A few years ago, I was working a job I hated. We had 2 kids at the time (almost 3) and I wanted desperately to stay home with my babies – something we didn’t think we could do because of our debt.
But I was desperate (and really hated my job), so we made a plan and got serious about tackling the issue so that I could quit my job (plus we really couldn’t afford putting 3 kids in daycare).
We took a hard look at our expenses and after some serious slashing, our budget was under control enough that I could quit my job if my husband took on a second one. We were blessed that he was soon hired as an on-call emergency room technician – it was exactly what we needed – and he only had to work a few shifts a month to more than cover what we needed.
I was thrilled to quit my job and stay home with my babies.
That is, until I realized, many months later, that I was barely spending any time engaged with my kids. Instead, I cleaned. All. Day. Long.
You see, we had a lot of stuff. And it’s not like my house was spotless all the time. I just had to clean constantly to keep up with everything. It was exhausting! And I really don’t like cleaning!
One day, I’d had enough.
I decided that I was tired of the ridiculous amount of time I spent cleaning and the ridiculously small amount of time I spent engaged with my kids. So I went a-googling and found … simple living.
It was exactly what I needed. I spent hours reading about people who had cast off consumerism in favor of a more simple life. I read about families who had minimal possessions and lived in RVs. I even found a minimalist blogger who lived close enough that we could meet in person (and now we’re best friends -seriously).
What I ultimately learned was that it was time to downsize. And not just our possessions, though we really needed to downsize there, too. There were other areas in life that we needed to address, like our time commitments and our spending habits. Everything needed attention.
It’s work. But it’s so worth it.
Because after you assess what’s really important in your life and make the decision to make it a priority, you have to live more intentionally. You just have to.
Once you see that your relationships, your time, your home is cluttered up with a bunch of stuff, stuff that has no meaning, that you really could do without, it’s hard to want to hold on to it.
And you start to let go.
Which is why I’m such an advocate of downsizing and living simply. Not only has it changed our lives (since, you know, we now live in a school bus), but I’ve seen the positive impact it’s had on so many other people.
Today, I wanted to share my top reasons for downsizing.
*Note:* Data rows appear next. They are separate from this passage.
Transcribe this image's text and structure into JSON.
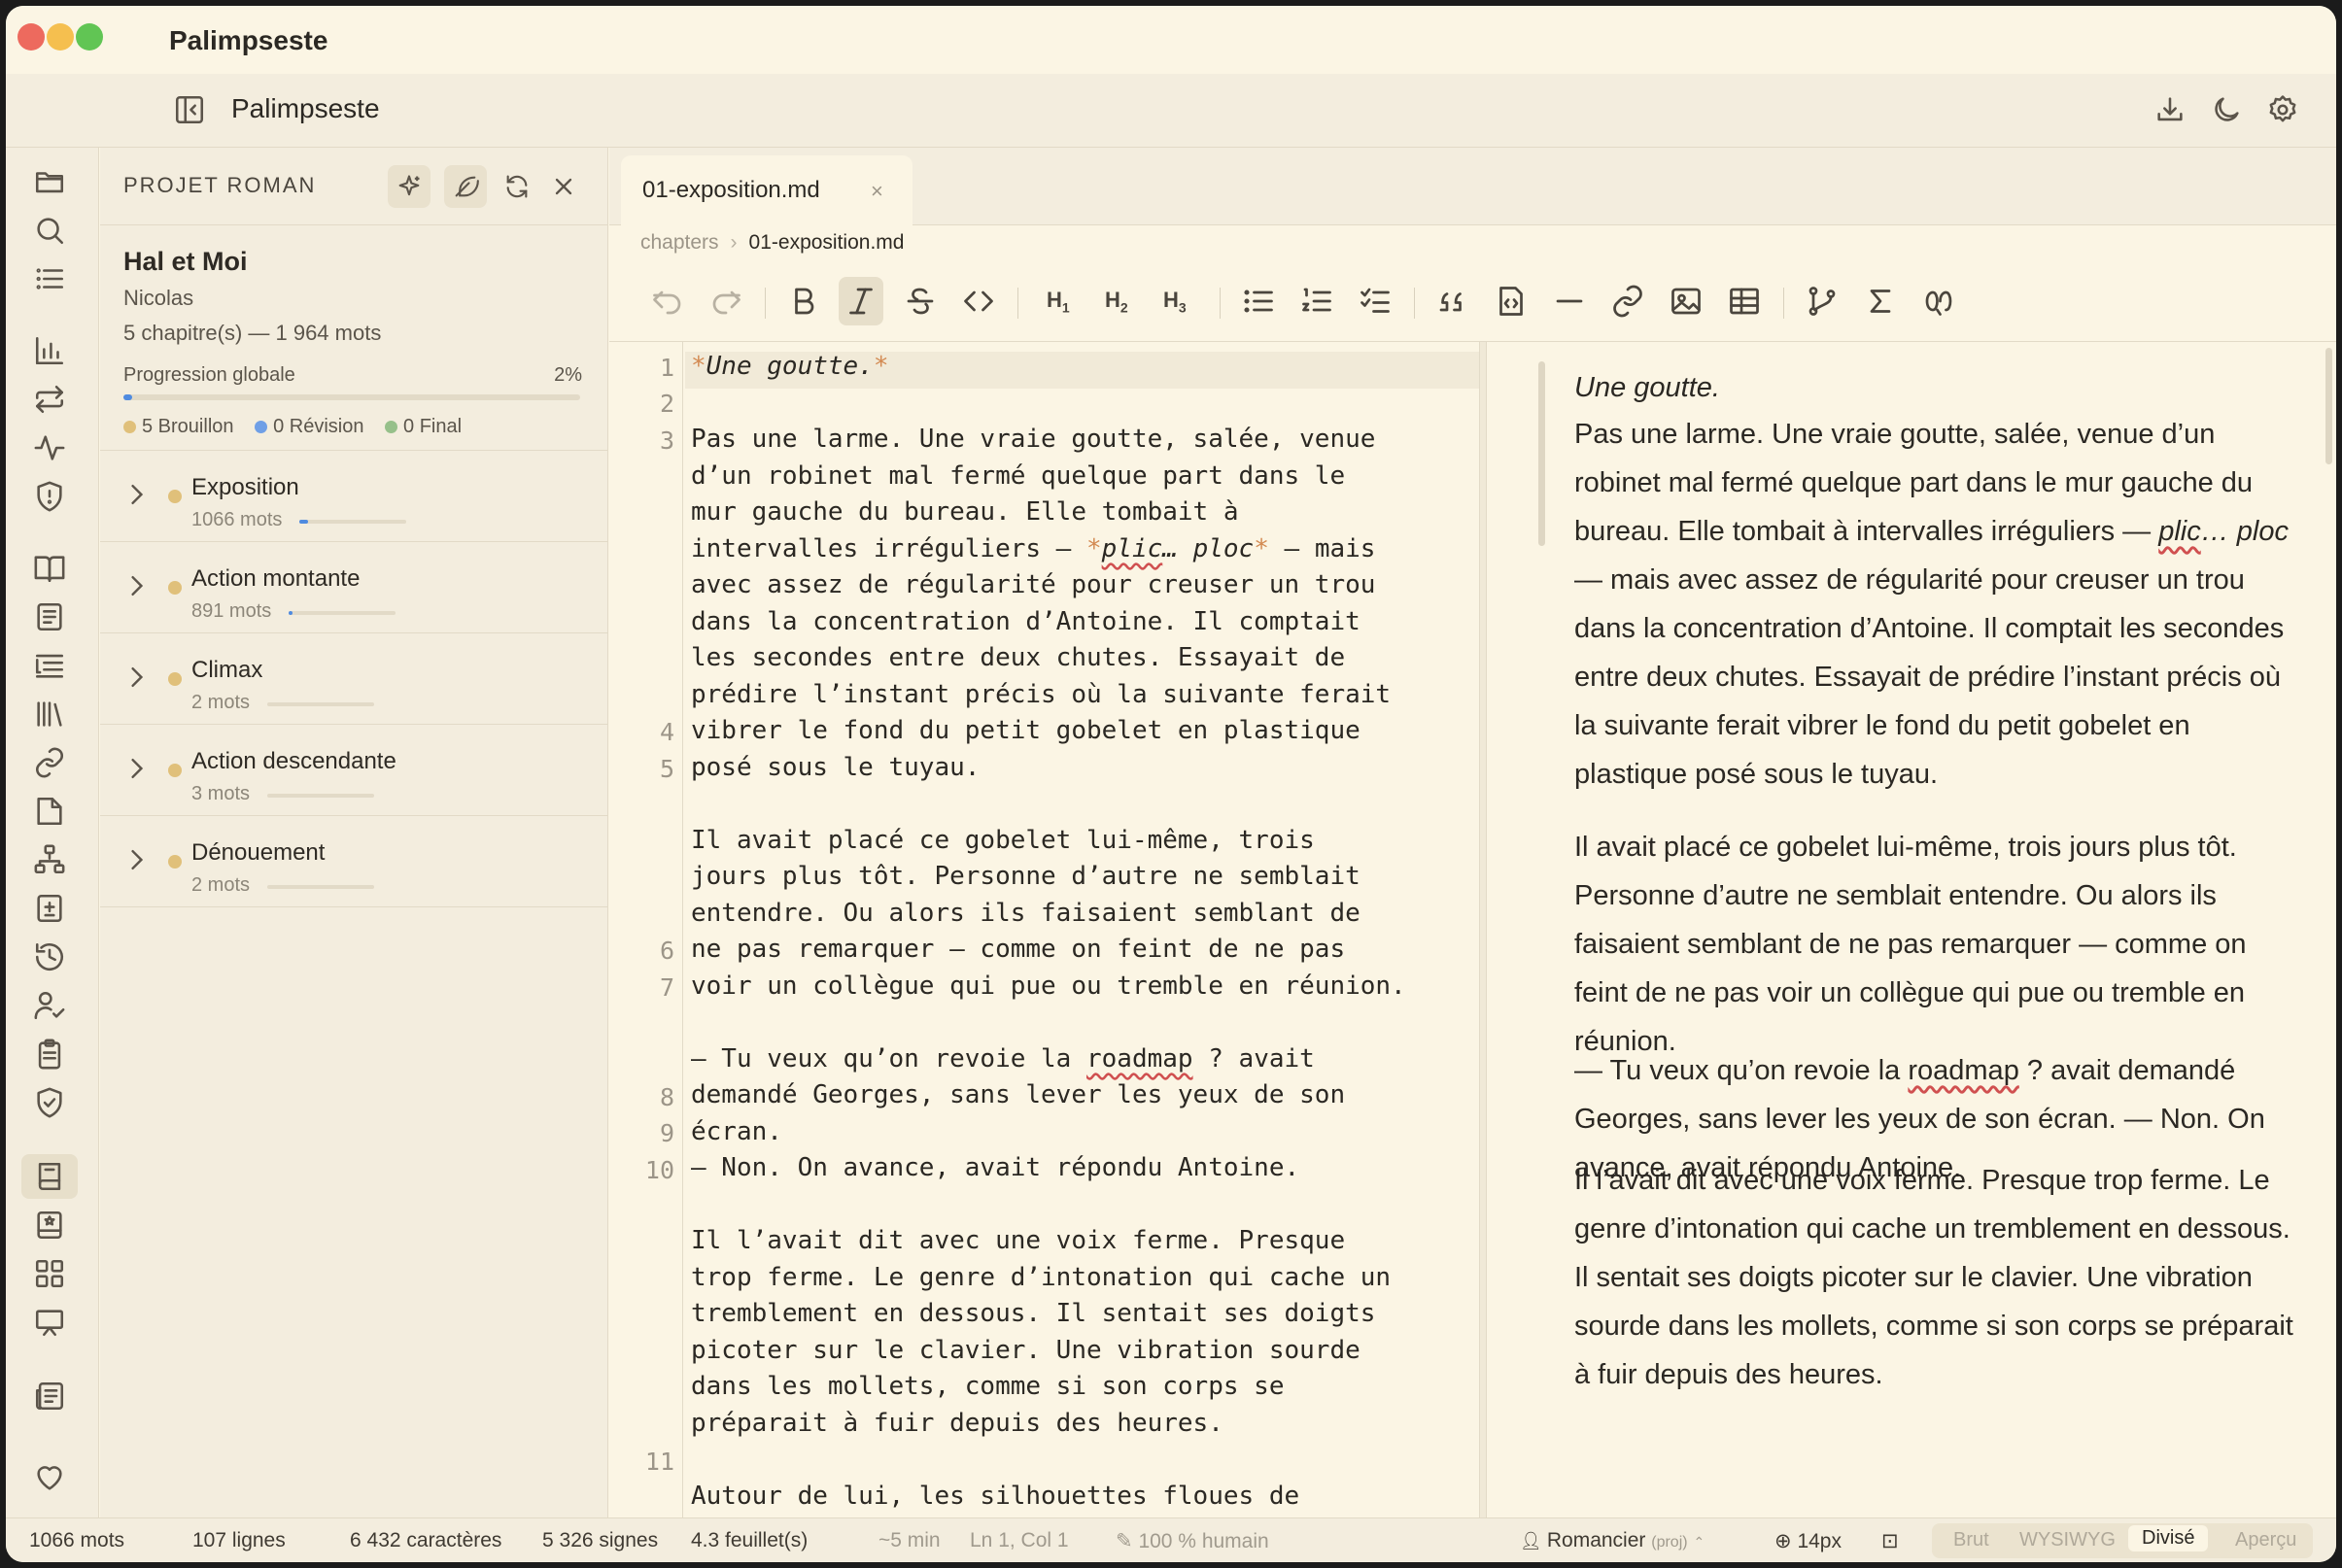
{
  "window": {
    "title": "Palimpseste"
  },
  "topbar": {
    "title": "Palimpseste",
    "icons": [
      "sidebar-collapse-icon",
      "download-icon",
      "moon-icon",
      "gear-icon"
    ]
  },
  "rail": {
    "icons": [
      "folder-icon",
      "search-icon",
      "list-icon",
      "bar-chart-icon",
      "swap-icon",
      "activity-icon",
      "shield-alert-icon",
      "book-open-icon",
      "document-icon",
      "outline-icon",
      "library-icon",
      "link-icon",
      "note-icon",
      "tree-icon",
      "file-plus-icon",
      "history-icon",
      "user-check-icon",
      "clipboard-icon",
      "shield-check-icon",
      "book-active-icon",
      "book-mark-icon",
      "grid-icon",
      "presentation-icon",
      "newspaper-icon",
      "heart-icon"
    ]
  },
  "project": {
    "header": "PROJET ROMAN",
    "book_title": "Hal et Moi",
    "author": "Nicolas",
    "counts": "5 chapitre(s) — 1 964 mots",
    "progress_label": "Progression globale",
    "progress_value": "2%",
    "progress_fraction": 0.02,
    "legend": [
      "5 Brouillon",
      "0 Révision",
      "0 Final"
    ],
    "legend_colors": [
      "#e0c07a",
      "#6f9fe6",
      "#96c08a"
    ],
    "chapters": [
      {
        "name": "Exposition",
        "words": "1066 mots",
        "fraction": 0.08
      },
      {
        "name": "Action montante",
        "words": "891 mots",
        "fraction": 0.03
      },
      {
        "name": "Climax",
        "words": "2 mots",
        "fraction": 0
      },
      {
        "name": "Action descendante",
        "words": "3 mots",
        "fraction": 0
      },
      {
        "name": "Dénouement",
        "words": "2 mots",
        "fraction": 0
      }
    ]
  },
  "tab": {
    "label": "01-exposition.md",
    "close": "×"
  },
  "breadcrumb": {
    "parent": "chapters",
    "sep": "›",
    "current": "01-exposition.md"
  },
  "toolbar": {
    "h1": "H",
    "h2": "H",
    "h3": "H",
    "n1": "1",
    "n2": "2",
    "n3": "3"
  },
  "editor": {
    "line_numbers": [
      "1",
      "2",
      "3",
      "4",
      "5",
      "6",
      "7",
      "8",
      "9",
      "10",
      "11"
    ],
    "lines": [
      "Pas une larme. Une vraie goutte, salée, venue",
      "d’un robinet mal fermé quelque part dans le",
      "mur gauche du bureau. Elle tombait à",
      "avec assez de régularité pour creuser un trou",
      "dans la concentration d’Antoine. Il comptait",
      "les secondes entre deux chutes. Essayait de",
      "prédire l’instant précis où la suivante ferait",
      "vibrer le fond du petit gobelet en plastique",
      "posé sous le tuyau.",
      "Il avait placé ce gobelet lui-même, trois",
      "jours plus tôt. Personne d’autre ne semblait",
      "entendre. Ou alors ils faisaient semblant de",
      "ne pas remarquer — comme on feint de ne pas",
      "voir un collègue qui pue ou tremble en réunion.",
      "demandé Georges, sans lever les yeux de son",
      "écran.",
      "— Non. On avance, avait répondu Antoine.",
      "Il l’avait dit avec une voix ferme. Presque",
      "trop ferme. Le genre d’intonation qui cache un",
      "tremblement en dessous. Il sentait ses doigts",
      "picoter sur le clavier. Une vibration sourde",
      "dans les mollets, comme si son corps se",
      "préparait à fuir depuis des heures.",
      "Autour de lui, les silhouettes floues de"
    ],
    "l1": {
      "a": "*",
      "t": "Une goutte.",
      "b": "*"
    },
    "l3": {
      "pre": "intervalles irréguliers — ",
      "a": "*",
      "w": "plic",
      "mid": "… ploc",
      "b": "*",
      "post": " — mais"
    },
    "l7": {
      "pre": "— Tu veux qu’on revoie la ",
      "w": "roadmap",
      "post": " ? avait"
    }
  },
  "preview": {
    "p1": "Une goutte.",
    "p2a": "Pas une larme. Une vraie goutte, salée, venue d’un robinet mal fermé quelque part dans le mur gauche du bureau. Elle tombait à intervalles irréguliers — ",
    "p2w": "plic",
    "p2b": "… ploc",
    "p2c": " — mais avec assez de régularité pour creuser un trou dans la concentration d’Antoine. Il comptait les secondes entre deux chutes. Essayait de prédire l’instant précis où la suivante ferait vibrer le fond du petit gobelet en plastique posé sous le tuyau.",
    "p3": "Il avait placé ce gobelet lui-même, trois jours plus tôt. Personne d’autre ne semblait entendre. Ou alors ils faisaient semblant de ne pas remarquer — comme on feint de ne pas voir un collègue qui pue ou tremble en réunion.",
    "p4a": "— Tu veux qu’on revoie la ",
    "p4w": "roadmap",
    "p4b": " ? avait demandé Georges, sans lever les yeux de son écran. — Non. On avance, avait répondu Antoine.",
    "p5": "Il l’avait dit avec une voix ferme. Presque trop ferme. Le genre d’intonation qui cache un tremblement en dessous. Il sentait ses doigts picoter sur le clavier. Une vibration sourde dans les mollets, comme si son corps se préparait à fuir depuis des heures."
  },
  "status": {
    "words": "1066 mots",
    "lines": "107 lignes",
    "chars": "6 432 caractères",
    "signs": "5 326 signes",
    "sheets": "4.3 feuillet(s)",
    "time": "~5 min",
    "cursor": "Ln 1, Col 1",
    "human": "100 % humain",
    "profile": "Romancier",
    "profile_tag": "(proj)",
    "zoom": "14px",
    "modes": [
      "Brut",
      "WYSIWYG",
      "Divisé",
      "Aperçu"
    ],
    "active_mode": "Divisé"
  },
  "colors": {
    "accent": "#4f8be0",
    "draft": "#e0c07a",
    "background": "#fbf5e4",
    "panel": "#f3edde"
  }
}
If you’re thinking about downsizing but just aren’t sure if it’s the right step, I ask you to really evaluate your situation as you read through the list and think about how downsizing might benefit you and your family. (And please don’t think that your downsizing journey has to look like mine.)
Downsizing has given me much more time to focus on those things that matter most to me. What matters most to you? Is it getting the time and attention from you that it needs?
Since we downsized, our health has been SO much better. I have time to research and implement the things I learn about, like real food and essential oils. My family rarely gets sick now. And when we do, it doesn’t last very long. Does your family have a lot of sick days? How could downsizing help prevent those?
Creativity fuels creativity. Which, for me, fuels joy. And I find that I become so much more creative in other ways – I’m not just making new things, but I’m also more creative with parenting problems. Do you express your creativity often? How does it make you feel when you do? How does it make you feel when you don’t?
How many people do you know who are stressed, overworked and exhausted? You? Downsize. Maybe your kids don’t need such a busy schedule. Maybe you don’t need to volunteer for 50 different organizations. Maybe you need to take a nap every once in a while without feeling guilty about the things you aren’t doing while you do take said nap. What can you say no to?
It wasn’t long ago that we had no time for relationships. Recently, my husband’s Grandpa died, and we were able to just go and spend time with his family. And now, if his Grandma needs us, we’ll be able to go help her. This is more important to us than any of the other reasons – we don’t want to look back on any more lives and say, “why didn’t we spend more time with them?”
When we paid off our last debt, it was like a giant weight was lifted off my shoulders (I swore I’d never use that phrase, but really, that’s what it felt like). And now, our living situation allows us even more freedom to travel, save money and put more time into relationships.
Lastly, if finances are stressing you out, downsizing may be exactly what you need. You can’t spend yourself out of financial stress. Trust me, I’ve tried. Downsizing in spending will certainly help, but downsizing time commitments will as well (those can be costly, too). Do you have a financial goal you’re working toward? What impact would downsizing make on that goal?
Obviously, this is a process, but you have to start somewhere. Do you need to downsize? Make the decision to do it. Then make a plan and start taking the steps you need to take back your life.
Do you need to downsize? What will it help you accomplish? If you’ve downsized, what impact has it made?